Zemmour has been permanently damaged by his Putin idolatry. (He said in 2018 that he dreamed of a “French Putin.”) Maréchal may therefore succeed in supplanting him — even though she has herself been an enthusiastic Putin fellow-traveler for many years.
The next of the “new tribes” is the pro-European, socially liberal, progressive and pro-market Consensual Center. This bloc has a complex electoral geology covering Macron and his party and its centrist allies, part of the center-left and the socially tolerant, pro-European wing of Les Républicains.
Some of the latter have already deserted to a new pro-Macron center-right party, Horizons, created by popular former Prime Minister Edouard Philippe.
There are already many jealousies and antagonisms within this big centrist tribe. Until 2027, its more or less undisputed leader is Macron. Before the next election, when Macron cannot run again, there will be much bloodletting before a new leader — maybe Philippe — emerges.

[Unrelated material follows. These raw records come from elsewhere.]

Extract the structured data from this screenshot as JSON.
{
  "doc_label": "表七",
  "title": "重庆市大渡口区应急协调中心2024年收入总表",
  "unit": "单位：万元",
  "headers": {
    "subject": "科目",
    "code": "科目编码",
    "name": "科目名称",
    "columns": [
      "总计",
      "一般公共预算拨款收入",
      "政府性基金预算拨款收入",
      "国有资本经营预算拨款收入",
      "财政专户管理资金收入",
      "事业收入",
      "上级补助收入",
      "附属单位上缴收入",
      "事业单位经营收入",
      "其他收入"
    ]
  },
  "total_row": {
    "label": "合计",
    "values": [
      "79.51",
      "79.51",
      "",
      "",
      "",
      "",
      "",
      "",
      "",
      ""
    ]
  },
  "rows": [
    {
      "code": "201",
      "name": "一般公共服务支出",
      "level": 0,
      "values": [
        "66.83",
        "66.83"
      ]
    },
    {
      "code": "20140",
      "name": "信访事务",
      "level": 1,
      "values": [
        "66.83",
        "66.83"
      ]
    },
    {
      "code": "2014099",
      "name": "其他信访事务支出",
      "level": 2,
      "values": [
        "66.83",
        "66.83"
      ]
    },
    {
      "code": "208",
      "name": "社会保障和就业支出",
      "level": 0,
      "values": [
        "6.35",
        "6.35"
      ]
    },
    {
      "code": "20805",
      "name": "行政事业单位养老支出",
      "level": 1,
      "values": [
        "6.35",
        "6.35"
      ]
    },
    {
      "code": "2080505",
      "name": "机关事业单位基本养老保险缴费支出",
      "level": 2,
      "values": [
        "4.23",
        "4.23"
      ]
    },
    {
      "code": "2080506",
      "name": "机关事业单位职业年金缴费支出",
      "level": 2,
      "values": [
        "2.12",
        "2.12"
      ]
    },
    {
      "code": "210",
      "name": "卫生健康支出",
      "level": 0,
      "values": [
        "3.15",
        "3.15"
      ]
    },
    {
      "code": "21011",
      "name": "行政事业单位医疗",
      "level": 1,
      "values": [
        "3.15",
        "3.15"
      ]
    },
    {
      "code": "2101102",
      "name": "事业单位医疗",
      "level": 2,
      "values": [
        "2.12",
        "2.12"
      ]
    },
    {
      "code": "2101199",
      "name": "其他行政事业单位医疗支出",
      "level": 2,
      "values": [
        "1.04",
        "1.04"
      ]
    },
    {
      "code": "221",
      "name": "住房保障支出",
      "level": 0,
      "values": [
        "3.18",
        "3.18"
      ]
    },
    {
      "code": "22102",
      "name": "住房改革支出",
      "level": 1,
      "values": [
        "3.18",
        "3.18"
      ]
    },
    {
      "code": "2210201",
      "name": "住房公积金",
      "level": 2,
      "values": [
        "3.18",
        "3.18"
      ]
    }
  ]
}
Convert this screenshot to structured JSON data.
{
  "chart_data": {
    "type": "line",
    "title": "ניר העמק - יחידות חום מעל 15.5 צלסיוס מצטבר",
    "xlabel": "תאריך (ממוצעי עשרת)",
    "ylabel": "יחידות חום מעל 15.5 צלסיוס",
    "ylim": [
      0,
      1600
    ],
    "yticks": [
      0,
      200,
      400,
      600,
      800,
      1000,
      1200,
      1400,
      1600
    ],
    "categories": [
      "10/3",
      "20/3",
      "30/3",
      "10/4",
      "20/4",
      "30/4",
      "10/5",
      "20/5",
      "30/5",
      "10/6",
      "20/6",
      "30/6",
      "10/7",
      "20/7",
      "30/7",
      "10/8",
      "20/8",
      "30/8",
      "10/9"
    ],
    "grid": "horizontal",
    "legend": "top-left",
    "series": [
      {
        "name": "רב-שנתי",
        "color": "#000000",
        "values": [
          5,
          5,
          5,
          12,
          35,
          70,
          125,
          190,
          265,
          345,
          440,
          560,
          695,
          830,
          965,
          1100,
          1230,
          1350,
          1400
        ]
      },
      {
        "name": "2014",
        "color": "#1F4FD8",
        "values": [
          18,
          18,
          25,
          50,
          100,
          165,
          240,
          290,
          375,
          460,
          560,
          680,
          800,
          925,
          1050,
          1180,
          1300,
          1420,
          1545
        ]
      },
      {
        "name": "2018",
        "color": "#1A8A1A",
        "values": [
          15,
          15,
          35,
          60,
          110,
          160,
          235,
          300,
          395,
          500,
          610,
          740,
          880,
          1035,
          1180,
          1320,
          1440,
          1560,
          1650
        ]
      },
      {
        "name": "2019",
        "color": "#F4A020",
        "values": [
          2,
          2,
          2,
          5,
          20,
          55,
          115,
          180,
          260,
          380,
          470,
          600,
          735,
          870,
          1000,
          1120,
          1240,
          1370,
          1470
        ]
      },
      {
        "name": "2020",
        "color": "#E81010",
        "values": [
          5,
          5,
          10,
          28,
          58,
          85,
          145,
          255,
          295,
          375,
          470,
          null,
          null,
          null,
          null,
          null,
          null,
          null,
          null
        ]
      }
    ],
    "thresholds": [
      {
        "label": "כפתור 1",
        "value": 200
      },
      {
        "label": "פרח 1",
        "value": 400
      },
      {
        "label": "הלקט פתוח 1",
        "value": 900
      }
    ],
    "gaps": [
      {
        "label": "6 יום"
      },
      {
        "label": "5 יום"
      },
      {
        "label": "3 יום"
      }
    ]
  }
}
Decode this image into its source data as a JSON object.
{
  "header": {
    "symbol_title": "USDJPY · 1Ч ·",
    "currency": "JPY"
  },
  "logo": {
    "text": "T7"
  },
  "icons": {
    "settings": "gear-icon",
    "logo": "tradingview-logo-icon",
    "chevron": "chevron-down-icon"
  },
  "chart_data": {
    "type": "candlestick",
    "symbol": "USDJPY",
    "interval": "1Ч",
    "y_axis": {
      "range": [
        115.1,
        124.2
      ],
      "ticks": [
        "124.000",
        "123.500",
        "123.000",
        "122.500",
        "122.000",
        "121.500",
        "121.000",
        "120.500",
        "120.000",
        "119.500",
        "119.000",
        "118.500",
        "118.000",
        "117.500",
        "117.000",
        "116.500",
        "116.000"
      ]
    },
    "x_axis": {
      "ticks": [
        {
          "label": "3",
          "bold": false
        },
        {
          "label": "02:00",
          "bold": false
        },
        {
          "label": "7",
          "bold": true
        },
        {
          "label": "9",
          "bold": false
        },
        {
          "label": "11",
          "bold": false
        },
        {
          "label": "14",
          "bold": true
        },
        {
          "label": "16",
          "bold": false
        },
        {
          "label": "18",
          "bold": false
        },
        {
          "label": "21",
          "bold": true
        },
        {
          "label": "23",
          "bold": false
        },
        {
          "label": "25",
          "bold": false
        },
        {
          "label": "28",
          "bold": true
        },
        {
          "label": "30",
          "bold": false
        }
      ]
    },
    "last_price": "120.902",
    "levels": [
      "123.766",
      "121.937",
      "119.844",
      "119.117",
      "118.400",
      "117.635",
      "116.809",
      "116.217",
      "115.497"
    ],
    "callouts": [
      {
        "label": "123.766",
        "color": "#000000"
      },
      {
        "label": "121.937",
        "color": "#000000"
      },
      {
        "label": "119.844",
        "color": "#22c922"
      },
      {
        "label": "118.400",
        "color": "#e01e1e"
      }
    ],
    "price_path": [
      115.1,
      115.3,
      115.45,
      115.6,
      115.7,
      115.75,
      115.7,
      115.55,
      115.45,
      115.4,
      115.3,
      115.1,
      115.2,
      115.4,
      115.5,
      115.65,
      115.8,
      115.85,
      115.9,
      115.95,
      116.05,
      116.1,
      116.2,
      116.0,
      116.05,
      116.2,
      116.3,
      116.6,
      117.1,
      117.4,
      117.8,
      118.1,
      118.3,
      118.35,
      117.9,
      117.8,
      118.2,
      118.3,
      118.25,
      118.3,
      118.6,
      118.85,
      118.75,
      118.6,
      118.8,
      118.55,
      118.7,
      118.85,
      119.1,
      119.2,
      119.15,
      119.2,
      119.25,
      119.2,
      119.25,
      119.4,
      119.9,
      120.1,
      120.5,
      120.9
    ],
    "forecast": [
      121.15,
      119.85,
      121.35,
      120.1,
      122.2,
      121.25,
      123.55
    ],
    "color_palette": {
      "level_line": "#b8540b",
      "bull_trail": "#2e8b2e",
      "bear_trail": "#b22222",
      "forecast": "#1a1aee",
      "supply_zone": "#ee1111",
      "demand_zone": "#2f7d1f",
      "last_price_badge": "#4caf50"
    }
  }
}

It’s possible that the Consensual Center will not hold.
Finally, there is the Divided Left (including the Greens) who have split and re-split themselves into irrelevancy, for now. A large section of the old pragmatic, center-left — the spiritual descendants of Lionel Jospin or Hollande — has migrated to the centrist Macron camp. New departures, following Rebsamen and Touraine, can be expected.
As things stand, there is no leader capable of uniting what remains of the French left — and it’s far from clear whether the French left wants to be united.
In terms of vote shares (before the Ukraine war skewed the figures), I estimate that the three new French “tribes” break down roughly as follows: Nationalist Right 37 percent; Consensual Centre 36 percent; and Divided Left 27 percent.
The 2022 presidential election may be all over bar the voting. The next one could be a much closer-run thing, with enormous implications for the future not only of France but also of the European Union.